The mechanism that makes this possible is the dyadic Green's function, which already satisfies Maxwell's equations and the Sommerfeld radiation condition in the background medium. Because the radiation condition is built into the kernel, the solver never meshes the open air around the structure and never needs an absorbing boundary or PML layer. That property is the reason current-based methods dominate open-region problems. The cost appears elsewhere: the Green's function couples every part of the structure to every other part, producing a fully populated matrix where field-based methods would give a sparse one.
The discretization workflow is consistent across implementations. The current is expanded as a weighted sum of N basis functions, the relevant boundary condition (tangential field continuity on a conductor) is enforced by projecting the residual onto N test functions, and the result is a linear system Z I = V. The N-by-N matrix Z is the generalized impedance matrix, V is the excitation vector, and the solution vector I holds the basis-function coefficients. Galerkin testing, in which the test functions equal the basis functions, keeps Z symmetric and is the most common scheme in production tools.
The Governing Integral Equation
For a perfect electric conductor, enforcing zero tangential total field gives the Electric Field Integral Equation (EFIE), which is the most widely used current-based statement. The Magnetic Field Integral Equation (MFIE) and the Combined Field Integral Equation (CFIE) are alternatives that suppress the spurious interior-resonance breakdown of the EFIE on closed bodies.
[Z]N×N {I}N = {V}N, I(r) ≈ ∑n=1N In fn(r)
Electric Field Integral Equation (PEC):
Einctan = jωμ ∫S G̅(r,r′)·Js(r′) dS′ |tan
Matrix element (Galerkin):
Zmn = 〈fm, L(fn)〉, Vm = 〈fm, Einc〉
PEEC partial inductance:
Lp,ij = (μ0 / 4π) (1 / aiaj) ∫Vi∫Vj (1 / Rij) dVi dVj
Where fn = basis function, G̅ = dyadic Green's function, Js = surface current, L = integro-differential operator, 〈·,·〉 = inner product (testing), Rij = distance between current cells. Storage of [Z] scales as N2; direct solve as N3.
Current-Based vs. Field-Based Solvers
| Method | Primary unknown | What is meshed | Matrix | Open-region cost | Best application |
|---|---|---|---|---|---|
| MoM (EFIE) | Surface current Js | Conductor surfaces | Dense, N×N | Excellent (no air mesh) | Antennas, planar circuits |
| PEEC | Branch / cell currents | Conductor volume | Dense R, L, C, G | Good (SPICE-coupled) | Interconnect, EMI |
| MLFMA | Surface current Js | Conductor surfaces | Implicit, N log N | Excellent (electrically large) | Radar cross-section |
| FEM (field) | E or H field | Full 3D volume + PML | Sparse | Poor (volumetric mesh) | Enclosed 3D structures |
| FDTD (field) | E, H in time | Full 3D grid + ABC | Explicit time-march | Poor (grid fills space) | Broadband, nonlinear |
Frequently Asked Questions
How does a current-based method differ from a field-based solver like FEM or FDTD?

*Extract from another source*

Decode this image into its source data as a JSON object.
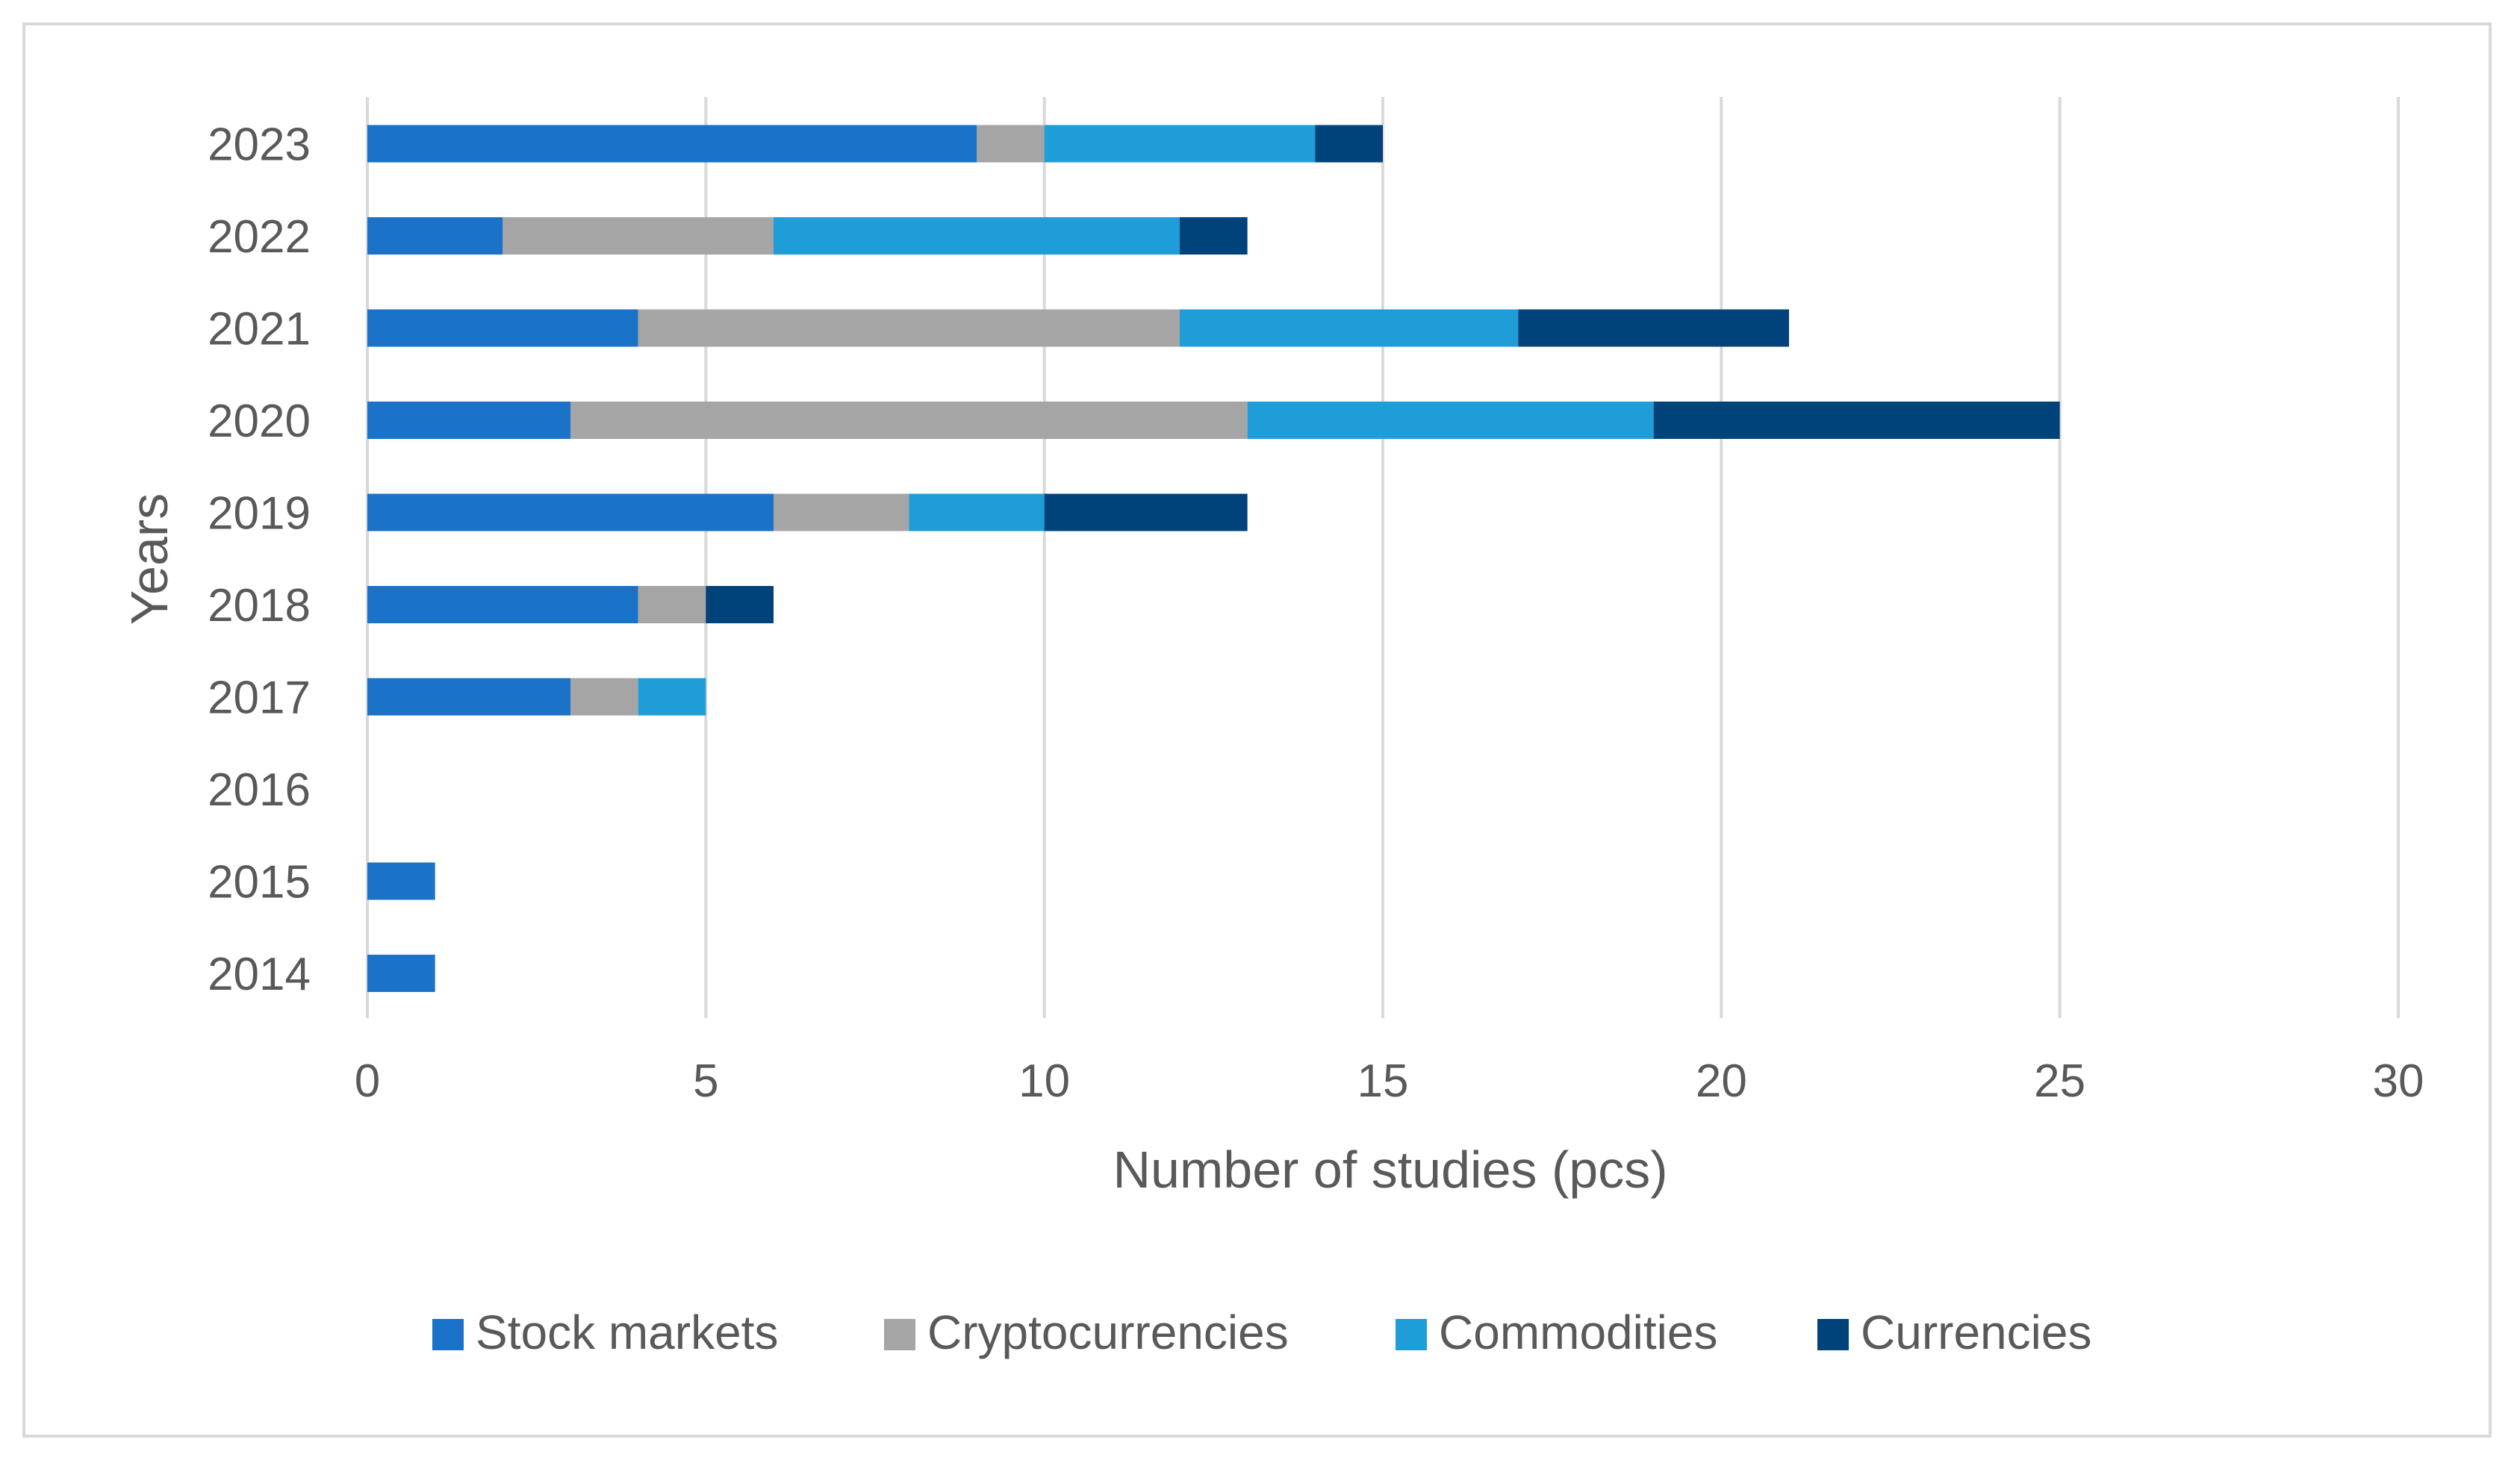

A current-based method meshes only the conductors and dielectric interfaces and solves an integral equation for the induced current; the Green's function already enforces the radiation condition, so open air needs no mesh and no PML. Field-based FEM and FDTD mesh the entire volume including free space. The current approach therefore wins on open-region problems like antennas, scaling with surface area, but pays with a dense matrix instead of a sparse one.
Why does the Method of Moments produce a dense impedance matrix?
Every basis function radiates through the Green's function, which has infinite spatial support, so it couples to every test function and fills all N×N entries of Z. Direct LU factorization then costs order N3 operations and order N2 memory; a 10,000-unknown model needs roughly 1.6 GB in complex double precision. Fast algorithms like MLFMA and adaptive cross approximation drop the matrix-vector product to order N log N for million-unknown runs.
What basis functions are used to expand the unknown current?
Wires use piecewise-sinusoidal or triangular rooftop functions. Arbitrary metal surfaces use the Rao-Wilton-Glisson (RWG) basis over adjacent triangle pairs, which enforces normal-current continuity across the shared edge. Dielectric volumes use SWG tetrahedral functions. Typical accuracy needs 10 to 20 unknowns per wavelength, and Galerkin testing keeps the matrix symmetric.